The Dahlan affair can best be understood as a witch hunt. It underscores the fact that Abbas has consolidated power, and that he will abide no challenges. Abbas’s whims bode poorly for the Palestinian Authority, which may now expend more energy settling scores than resolving the long-standing conflict with Israel.

Don’t you just love Palestinian politics?

Update: Palestine Press is reporting that Mashharawi’s expulsion from Fatah is official. Palestine Press runs a photo, which sums up where Abbas’s mind has been of late.

11 thoughts on “Mahmoud Abbas Continues Ruthless Campaign Against Opponents”

  1. Isnt Israel or the US to some extent maintaining his power by quietly opposing new elections that might give Hamas more power?

  2. What happens when Abbas dies?

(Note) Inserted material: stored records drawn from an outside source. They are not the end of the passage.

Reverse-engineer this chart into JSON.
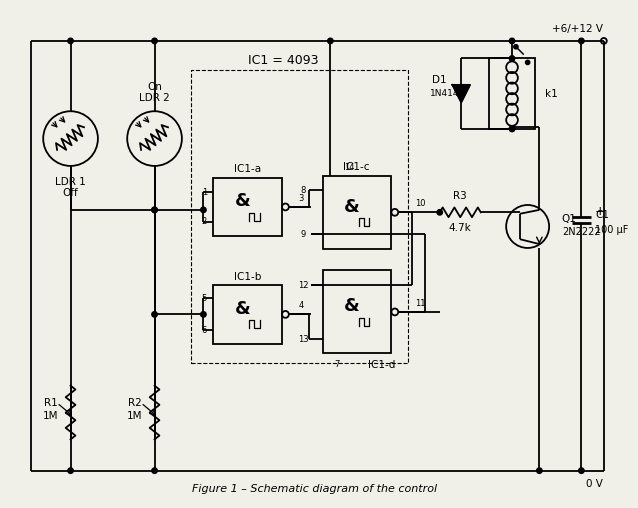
{
  "title": "Figure 1 – Schematic diagram of the control",
  "bg_color": "#f0f0e8",
  "line_color": "#000000",
  "vcc_label": "+6/+12 V",
  "gnd_label": "0 V",
  "ic1_label": "IC1 = 4093",
  "ldr1_label": "LDR 1\nOff",
  "ldr2_label": "LDR 2\nOn",
  "ic1a_label": "IC1-a",
  "ic1b_label": "IC1-b",
  "ic1c_label": "IC1-c",
  "ic1d_label": "IC1-d",
  "r1_label": "R1\n1M",
  "r2_label": "R2\n1M",
  "r3_label": "R3\n4.7k",
  "d1_label": "D1\n1N4148",
  "q1_label": "Q1\n2N2222",
  "k1_label": "k1",
  "c1_label": "C1\n100 μF"
}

Even without the “lifestyle” of Arafat, he’s already quite old. How can you build a nation without some political structure that allows people to move up?

    1. Unknown. There are people like Nabil Shaath, Saeb Erekat, but they still represent the Old Guard of Fatah. The Young Guard has never been given a chance to really develop. In the 2006 elections, the divide between the two was a key part of Fatah’s defeat. There is a great quote from Mohammad Dahlan in this Wikileaks cable after the results of those elections came through.

      Successful Fatah candidate Mohammed Dahlan confirmed that Hamas would gain a majority. He opined that Hamas should form a government and that Fatah should stay out. Dahlan said “we have to reform this piece of s–t called Fatah.” He was very angry with Abu Mazen for allowing the chaos in Fatah to continue in the runup to the campaign and for appointing the “incompetent Nabil Sha’ath” as Fatah campaign manager. Dahlan thought that “Abu Mazen should dismiss all the leadership in Fatah” and start over. He thought that Hamas would not actually be able to govern, but that he would rather have “one year of chaos” than “going on like this.”

      As you can tell it has not be reformed, Abbas and his cronies have simply consolidated their power.

  3. “…….Palestinian Authority under Abbas has become less transparent and strayed from its original goal: a viable and transparent state that coexists with its neighbors, including Israel.”

    If this is what Schanzer really thinks, then I have a bridge that I can sell him.

  4. So say there is an agreement, and then they have a “Palestinian Spring”. Then what?

    (Although thanks to contact with us, they are probably somewhat more “liberal”.)

    We have a law, that was pushed through, kicking and screaming, that requires a plebiscite for an agrrremnt. I suggest we require one for the other side also.